The thumbprint was found on ‘The cardiovascular system and principal organs of a woman,’ an anatomical study of the principal organs and the arterial system of a female torso, dated circa 1509-10. The thumbprint is near the left arm of the cadaver.
“At the centre of the sheet’s left edge, the print is in the same reddish-brown ink as the ink lines of the drawing. It can only be concluded that, after creating the work, the left-handed Leonardo picked up the sheet with inky fingers,” the Royal Collection Trust reports on its website.
The discovery was revealed in a new book by Alan Donnithorne, the former head of paper conservation at the Royal Collection Trust. Published on February 1, “Leonardo da Vinci . A Closer Look” is the result of 20 years of research, which analyses 80 of Leonardo’s drawings in the Royal Collection, using a range of techniques, including microscopy, ultraviolet imaging, infrared reflectography and X-ray fluorescence (XRF).
The publication of the book coincided with the opening of 12 simultaneous exhibitions across the U.K. of Leonardo’s drawings from the Royal Collection to mark the 500th anniversary of the artist’s death, “Leonardo da Vinci: A Life in Drawing”; the drawings will be brought together in May for an exhibition at The Queen’s Galleries in London and in the Palace of Holyrood House in Edinburgh in November.

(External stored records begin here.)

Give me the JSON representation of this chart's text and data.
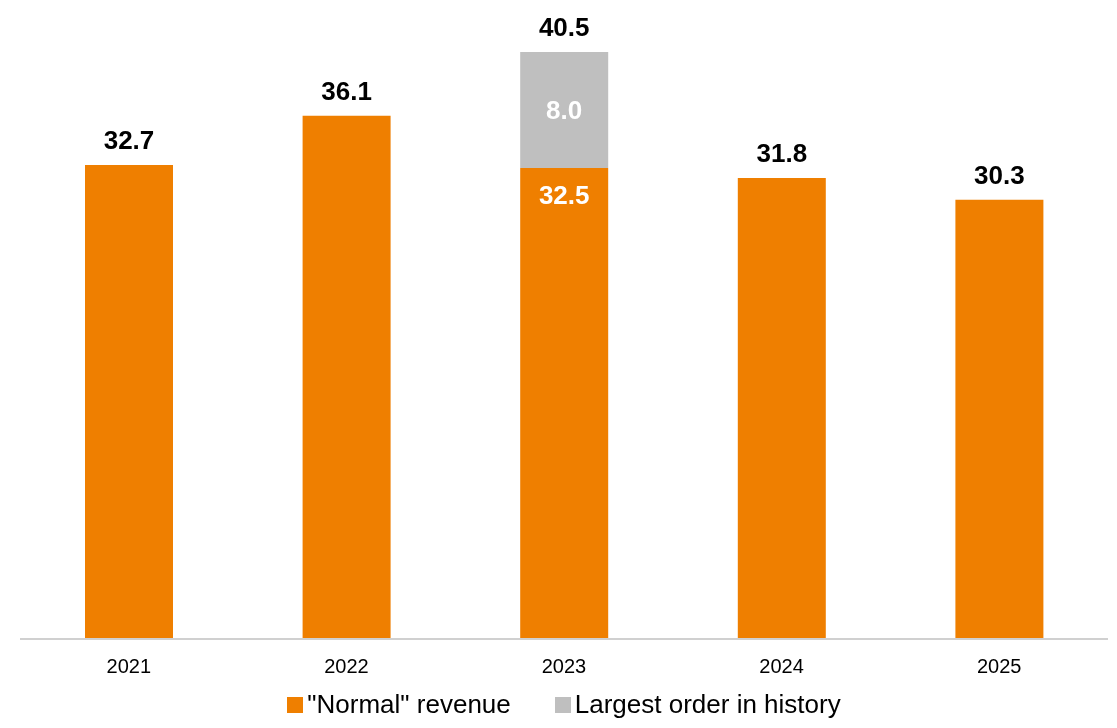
{
  "chart_data": {
    "type": "bar",
    "stacked": true,
    "categories": [
      "2021",
      "2022",
      "2023",
      "2024",
      "2025"
    ],
    "series": [
      {
        "name": "\"Normal\" revenue",
        "color": "#ef7f00",
        "values": [
          32.7,
          36.1,
          32.5,
          31.8,
          30.3
        ],
        "value_labels": [
          "32.7",
          "36.1",
          "32.5",
          "31.8",
          "30.3"
        ]
      },
      {
        "name": "Largest order in history",
        "color": "#bfbfbf",
        "values": [
          null,
          null,
          8.0,
          null,
          null
        ],
        "value_labels": [
          null,
          null,
          "8.0",
          null,
          null
        ]
      }
    ],
    "totals": [
      null,
      null,
      "40.5",
      null,
      null
    ],
    "data_labels": true,
    "legend": "bottom",
    "grid": false
  }
}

The drawing with the thumbprint is part of the celebratory exhibitions and is on display at National Museum Cardiff until May 6, 2019.
“This is as close as you are ever going to get to Leonardo, when you can see his print as clearly as this,” said to The Guardian Martin Clayton, the head of prints and drawings at the Royal Collection Trust Clayton. “It is so clear it almost looks deliberate. […] There are smudges and partial prints on Leonardo’s other drawings, but this is far and away the crispest, clearest, most definite Leonardo thumbprint or fingerprint.”
The Royal Collection owns the greatest number of Leonardo drawings in the world, and they are normally viewable by appointment only at Windsor Castle.